Torah Education

Bava Batra (2:3) | Yisrael Bankier | 17 years ago

Properties that open onto a shared area (a courtyard - chatzer) are ripe grounds for disputes. One case is where the activities of one occupant disturbs another. The Mishnah (2:3) discusses activities about which other occupants can rightly object:

... [If] a stall is opened in a chatzer, [the other occupants] can object and say, “We cannot sleep from the noise of the people coming and going.” If someone however makes utensils in their property he must go out and sell them in the market. However [the other occupants] cannot object that they cannot sleep from the sound of the hammer, the sound of the mill, or the sound of the children.

The Gemara (21a) asks what is meant by the “sound of the children”. Its initial assumption that it refers to children coming into the chatzer to enter a shop located there is problematic as the Mishnah itself prevents opening a shop in the chatzer. Rava explains that the sound of the children refers to the sound of the children coming to learn Torah in a school or cheder “after the decree of Yehoshua ben Gamla”. The Gemara continues stating that were it not for his decree, the Torah may have been forgotten from Yisrael.

What is the decree of Yehoshua ben Gamla? The Gemara explains that initially, parents educated their children. However, an orphan would be left uneducated. Recognising this problem, they first instituted schools in Yerushalaim – “ki mitzion tei’tze Torah”. Yet once again, those who could not travel to Yerushalaim missed out. So they instituted that their would be schools in each province. Since these schools were not in every city, students would only join at the ages of sixteen or seventeen. This had the problem that if the Rebbe tried to discipline, the students would just leave. Yehoshua ben Gamla therefore enacted that every city must have a school and children would begin learning there at the ages of six and seven.

The question one may ask is why did Rava state explicitly that the Mishnah’s reference to the sound of children refers to cheders “after the decree of R’ Yehoshua ben Gamla”. What did the decree change?

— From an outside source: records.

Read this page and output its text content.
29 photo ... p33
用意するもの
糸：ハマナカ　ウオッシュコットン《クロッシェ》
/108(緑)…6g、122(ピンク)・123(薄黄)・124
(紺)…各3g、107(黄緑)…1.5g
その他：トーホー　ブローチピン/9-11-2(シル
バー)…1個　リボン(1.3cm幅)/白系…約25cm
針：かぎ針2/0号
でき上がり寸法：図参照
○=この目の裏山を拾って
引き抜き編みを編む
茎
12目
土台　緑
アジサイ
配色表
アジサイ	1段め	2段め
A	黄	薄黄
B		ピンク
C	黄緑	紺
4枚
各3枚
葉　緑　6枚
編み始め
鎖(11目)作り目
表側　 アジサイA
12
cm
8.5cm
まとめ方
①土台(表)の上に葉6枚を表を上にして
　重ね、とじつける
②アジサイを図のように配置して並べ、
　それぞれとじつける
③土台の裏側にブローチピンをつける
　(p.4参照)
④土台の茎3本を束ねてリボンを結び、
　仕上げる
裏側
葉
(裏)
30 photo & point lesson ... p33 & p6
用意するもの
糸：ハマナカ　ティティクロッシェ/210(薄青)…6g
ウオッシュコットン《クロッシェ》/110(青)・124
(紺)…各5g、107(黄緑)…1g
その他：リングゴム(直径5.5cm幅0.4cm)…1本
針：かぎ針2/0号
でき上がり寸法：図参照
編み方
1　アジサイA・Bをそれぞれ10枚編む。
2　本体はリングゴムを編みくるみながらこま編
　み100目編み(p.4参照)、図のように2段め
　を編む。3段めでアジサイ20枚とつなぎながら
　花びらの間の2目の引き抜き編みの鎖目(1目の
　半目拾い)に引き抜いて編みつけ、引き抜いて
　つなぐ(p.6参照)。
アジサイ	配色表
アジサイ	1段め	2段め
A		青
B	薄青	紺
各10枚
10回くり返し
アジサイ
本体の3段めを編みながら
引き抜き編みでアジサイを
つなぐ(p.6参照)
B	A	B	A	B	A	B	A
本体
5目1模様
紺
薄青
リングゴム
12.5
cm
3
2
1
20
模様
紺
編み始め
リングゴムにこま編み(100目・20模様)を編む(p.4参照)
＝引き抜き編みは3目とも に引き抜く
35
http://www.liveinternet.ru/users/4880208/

A simple understanding is that since the decree enforced the availability of schooling everywhere, any complaint about noise was overruled.

Another understanding is the decree reframed our understanding of educating another’s children. After the decree it became a mitzvah. Once categorised as a mitzvah the other occupants could not object. This is perhaps the understanding of the Tiferet Yisrael who explains that just as one cannot complain about this cheder “it is also the law regarding any matters pertaining to a mitzvah.”

The Bartenura however, when explaining why one cannot object, explains that “it is because [of the concept] ‘magnify Torah and make it glorious’ (yagdil torah veyadir)”. No mention is made however of the takanah. Why? Perhaps one can suggest another fundamental understanding of what R’ Yehoshua ben Gamla introduced. The common denominator of the first two understandings is that the other occupants may complain, but their complaints are overruled. Perhaps one can suggest that what R’ Yehoshua ben Gamla revealed is the absolute essential importance of giving every child a Torah education – of yagdil Torah ve’yadir. The sound generated by the students or by one that is endeavouring to fulfil this is not defined even as noise. There is no complaint. Yagdil Torah ve’yadir!